Workers’ nutrition plan raises attendance
The study looked at the costs of implementing and delivering workplace dietary interventions using data from a workplace dietary intervention trial, the Food Choice at Work Study, which in turn had looked at the eating habits of 850 employees in four multinational workplaces in Cork City.
The Food Choice at Work study monitored the impact of nutrition education and environmental dietary interventions to their physical wellbeing over a period of time, and showed obese workers are more likely to miss work and clock up a higher number of sick days than healthier colleagues, and also indicated “traffic light” coding on workplace meals would help employees to make healthier choices.
The latest study shows the cost of those interventions, estimating that the average annual cost per employee peaked at €95, with other options costing less, depending on what was included.
The report outlines how chronic diet-related diseases such as obesity, cardiovascular disease, type 2 diabetes and stroke continue to endanger population health worldwide and how “the surrounding environment in which an individual lives and works has the potential to influence their health- related behaviour”.
However, it said the cost to employers associated with implementing and delivering these interventions had been largely unknown and so the researchers analysed data taken from the Food Choice at Work study.
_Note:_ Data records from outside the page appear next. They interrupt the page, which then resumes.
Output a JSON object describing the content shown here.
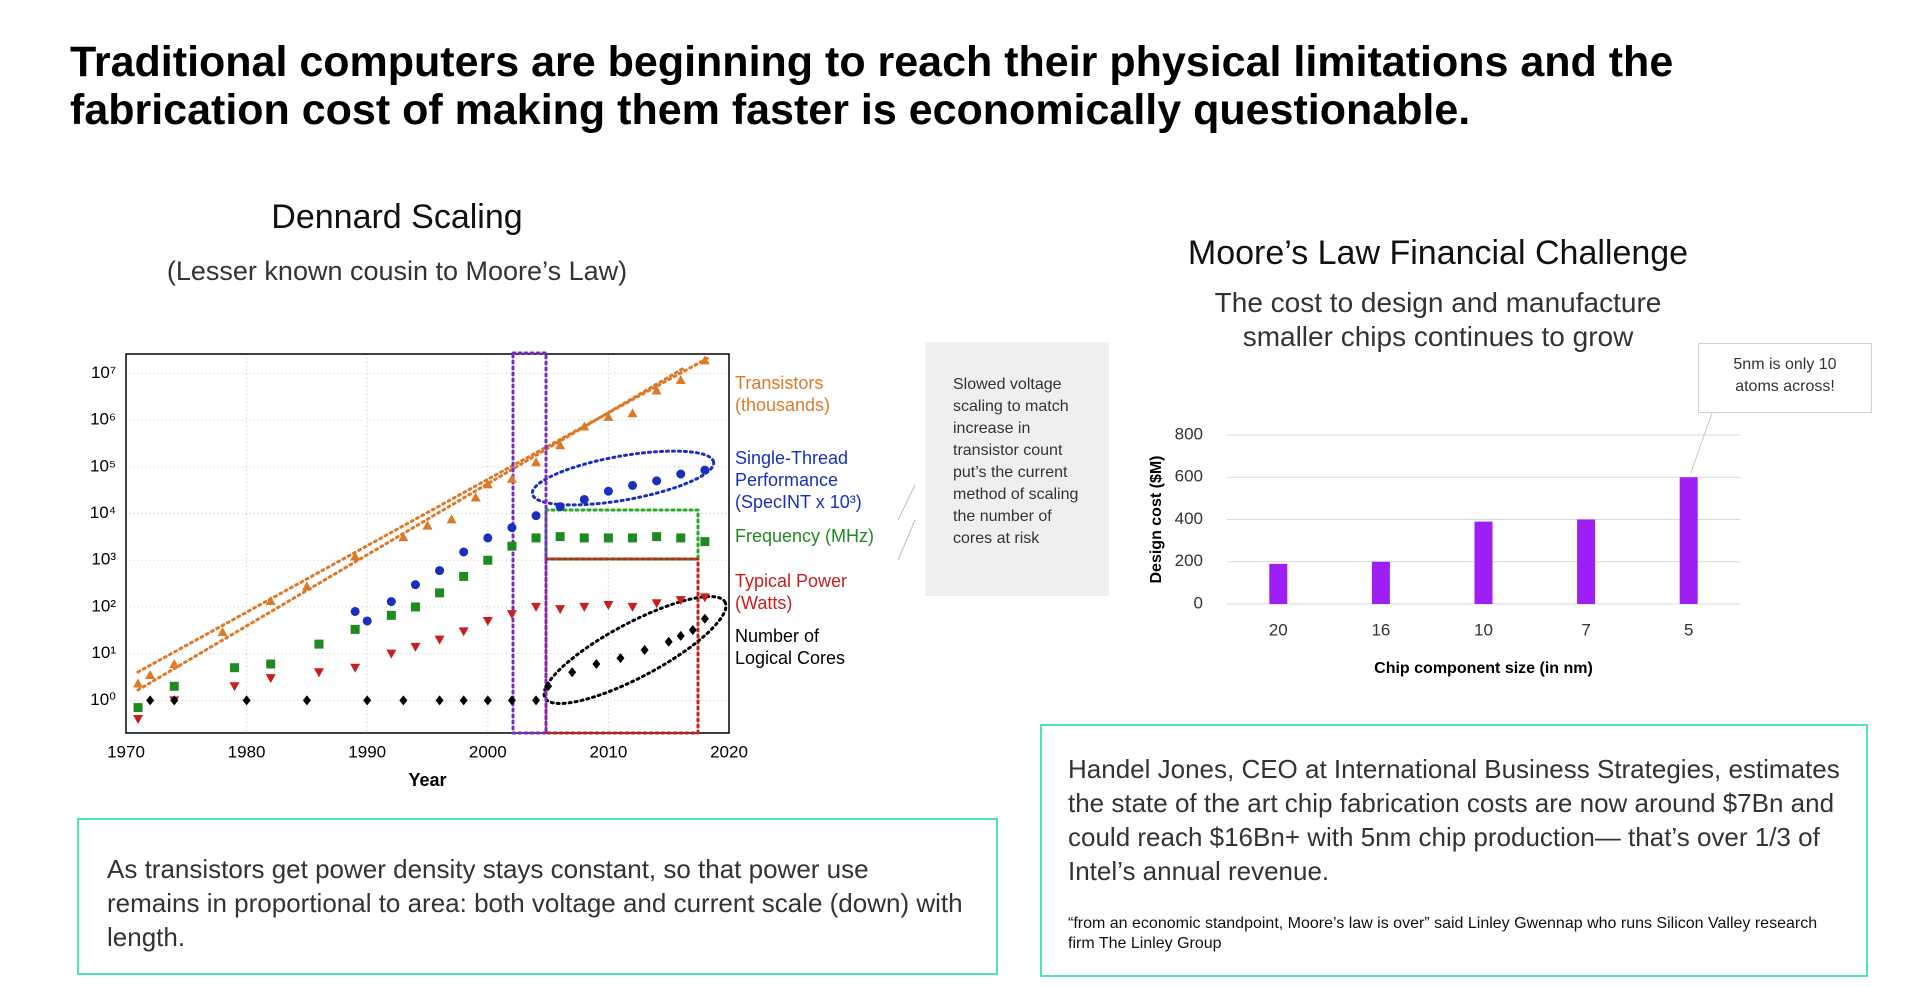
{
  "title": "Traditional computers are beginning to reach their physical limitations and the fabrication cost of making them faster is economically questionable.",
  "callout": "Slowed voltage scaling to match increase in transistor count put’s the current method of scaling the number of cores at risk",
  "left_note": "As transistors get power density stays constant, so that power use remains in proportional to area: both voltage and current scale (down) with length.",
  "right_note": {
    "text": "Handel Jones, CEO at International Business Strategies, estimates the state of the art chip fabrication costs are now around $7Bn and could reach $16Bn+ with 5nm chip production— that’s over 1/3 of Intel’s annual revenue.",
    "quote": "“from an economic standpoint, Moore’s law is over” said Linley Gwennap who runs Silicon Valley research firm The Linley Group"
  },
  "chart_data": [
    {
      "type": "scatter",
      "title": "Dennard Scaling",
      "subtitle": "(Lesser known cousin to Moore’s Law)",
      "x_label": "Year",
      "xlim": [
        1970,
        2020
      ],
      "xticks": [
        1970,
        1980,
        1990,
        2000,
        2010,
        2020
      ],
      "log_scale": true,
      "ylim": [
        0.2,
        26000000
      ],
      "yticks": [
        {
          "value": 1,
          "label": "10⁰"
        },
        {
          "value": 10,
          "label": "10¹"
        },
        {
          "value": 100,
          "label": "10²"
        },
        {
          "value": 1000,
          "label": "10³"
        },
        {
          "value": 10000,
          "label": "10⁴"
        },
        {
          "value": 100000,
          "label": "10⁵"
        },
        {
          "value": 1000000,
          "label": "10⁶"
        },
        {
          "value": 10000000,
          "label": "10⁷"
        }
      ],
      "grid": true,
      "series": [
        {
          "name": "Transistors (thousands)",
          "color": "#dc7a2a",
          "marker": "triangle",
          "x": [
            1971,
            1972,
            1974,
            1978,
            1982,
            1985,
            1989,
            1993,
            1995,
            1997,
            1999,
            2000,
            2002,
            2004,
            2006,
            2008,
            2010,
            2012,
            2014,
            2016,
            2018
          ],
          "values": [
            2.3,
            3.5,
            6,
            29,
            134,
            275,
            1200,
            3100,
            5500,
            7500,
            22000,
            42000,
            55000,
            125000,
            290000,
            730000,
            1170000,
            1400000,
            4300000,
            7200000,
            19000000
          ]
        },
        {
          "name": "Single-Thread Performance (SpecINT x 10³)",
          "color": "#1a2fbf",
          "marker": "circle",
          "x": [
            1989,
            1990,
            1992,
            1994,
            1996,
            1998,
            2000,
            2002,
            2004,
            2006,
            2008,
            2010,
            2012,
            2014,
            2016,
            2018
          ],
          "values": [
            80,
            50,
            130,
            300,
            600,
            1500,
            3000,
            5000,
            9000,
            14000,
            20000,
            30000,
            40000,
            50000,
            70000,
            85000
          ]
        },
        {
          "name": "Frequency (MHz)",
          "color": "#1f8a1f",
          "marker": "square",
          "x": [
            1971,
            1974,
            1979,
            1982,
            1986,
            1989,
            1992,
            1994,
            1996,
            1998,
            2000,
            2002,
            2004,
            2006,
            2008,
            2010,
            2012,
            2014,
            2016,
            2018
          ],
          "values": [
            0.7,
            2,
            5,
            6,
            16,
            33,
            66,
            100,
            200,
            450,
            1000,
            2000,
            3000,
            3200,
            3000,
            3000,
            3000,
            3200,
            3000,
            2500
          ]
        },
        {
          "name": "Typical Power (Watts)",
          "color": "#c81e1e",
          "marker": "triangle-down",
          "x": [
            1971,
            1974,
            1979,
            1982,
            1986,
            1989,
            1992,
            1994,
            1996,
            1998,
            2000,
            2002,
            2004,
            2006,
            2008,
            2010,
            2012,
            2014,
            2016,
            2018
          ],
          "values": [
            0.4,
            1,
            2,
            3,
            4,
            5,
            10,
            14,
            20,
            30,
            50,
            70,
            100,
            90,
            100,
            110,
            100,
            120,
            140,
            160
          ]
        },
        {
          "name": "Number of Logical Cores",
          "color": "#000000",
          "marker": "diamond",
          "x": [
            1972,
            1974,
            1980,
            1985,
            1990,
            1993,
            1996,
            1998,
            2000,
            2002,
            2004,
            2005,
            2007,
            2009,
            2011,
            2013,
            2015,
            2016,
            2017,
            2018
          ],
          "values": [
            1,
            1,
            1,
            1,
            1,
            1,
            1,
            1,
            1,
            1,
            1,
            2,
            4,
            6,
            8,
            12,
            18,
            24,
            32,
            56
          ]
        }
      ]
    },
    {
      "type": "bar",
      "title": "Moore’s Law Financial Challenge",
      "subtitle": "The cost to design and manufacture smaller chips continues to grow",
      "x_label": "Chip component size (in nm)",
      "y_label": "Design cost ($M)",
      "categories": [
        "20",
        "16",
        "10",
        "7",
        "5"
      ],
      "values": [
        190,
        200,
        390,
        400,
        600
      ],
      "color": "#9d1ff5",
      "ylim": [
        0,
        800
      ],
      "yticks": [
        0,
        200,
        400,
        600,
        800
      ],
      "grid": true,
      "annotation": "5nm is only 10 atoms across!"
    }
  ]
}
The interventions, under different headings, included individual nutrition consultations, menu modification, price discounts for healthier food options, and portion- size control, among other initiatives. All costs incurred from implementing and delivering the interventions over a one-year period were measured.
It found that average annual cost per employee for implementing and maintaining the nutrition education intervention was estimated at €57, that the equivalent cost for implementing and maintaining the environmental dietary modification intervention was estimated at €7, and that the average annual costs for a combined intervention was estimated at €62.
When physical assessment costs are included in the total costs, the average annual cost per employee rose to €89 for the nutrition education intervention, €49 for the environmental dietary modification intervention, and €95 for the combined intervention.
A five-strong team based in UCC carried out the research, entitled A cost-analysis of complex workplace nutrition education and environmental dietary modification interventions. It was published in the BMC Public Health journal.
One of the report authors, Sarah Fitzgerald, a postdoctoral researcher with Food Choice at Work, said that programme had now been commercialised and 10 companies had signed up.